NASHVILLE, Tenn. — The public may never know what motivated a 24-year-old Chattanooga man to kill four Marines and a sailor in an attack on Chattanooga's U.S. Naval and Marine Reserve Center last July.

Investigators have said Muhammad Youssef Abdulazeez was a homegrown violent extremist but have not offered more details about what motivated the attack that began at a military recruiting center and ended when Abdulazeez was shot to death by police who followed him to the reserve center.

"We're still trying to make sure we understand Abdulazeez, his motivations and associations, in a really good way," FBI Director James Comey told reporters during a visit to Nashville's FBI field office on Friday.

Comey said he understands the public interest in the shooting, but he did not know whether there would ever be a public report on it.

"Sometimes the way we investigate requires us to keep information secret. That's a good thing. We don't want to smear people," he said.

This April 2015 booking photo released by the Hamilton County Sheriffs Office shows a man identified as Mohammad Youssduf Adbulazeer after being detained for a driving offense.

Photo Credit: AP

Comey also praised Tennessee for being one of 16 states that uses the National Incident-Based Reporting System to collect crime data.
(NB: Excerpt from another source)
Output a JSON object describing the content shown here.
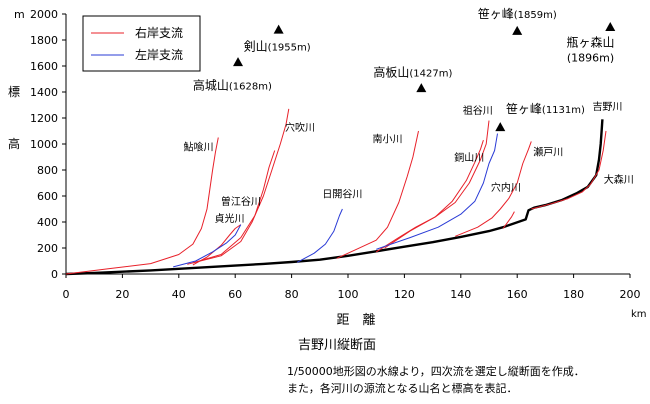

"You and I can find how many books are sold on Amazon by any author, but we do not have similar capability at the national level with respect to crime," he said. That includes data about police use of force.

"I'm trying to get the entire country to move to be like Tennessee," he said. "My goal is to be at that place within five years, and we will have far better conversations in this country about crime."

One of the questions the FBI currently can't answer is why homicides have increased in many of America's large cities this year. "It's a complicated topic, but we really have to figure it out because people are actually dying," Comey said.

Speaking of recent outrage over sometimes deadly confrontations between white officers and black civilians, Comey said he wants his agency to contribute to a conversation that brings law enforcement and the communities it protects closer together.

Comey said it is important for officers to be able to imagine the perspective of a "19-year-old African American young man walking home from the library who has done nothing wrong and encounters one of us."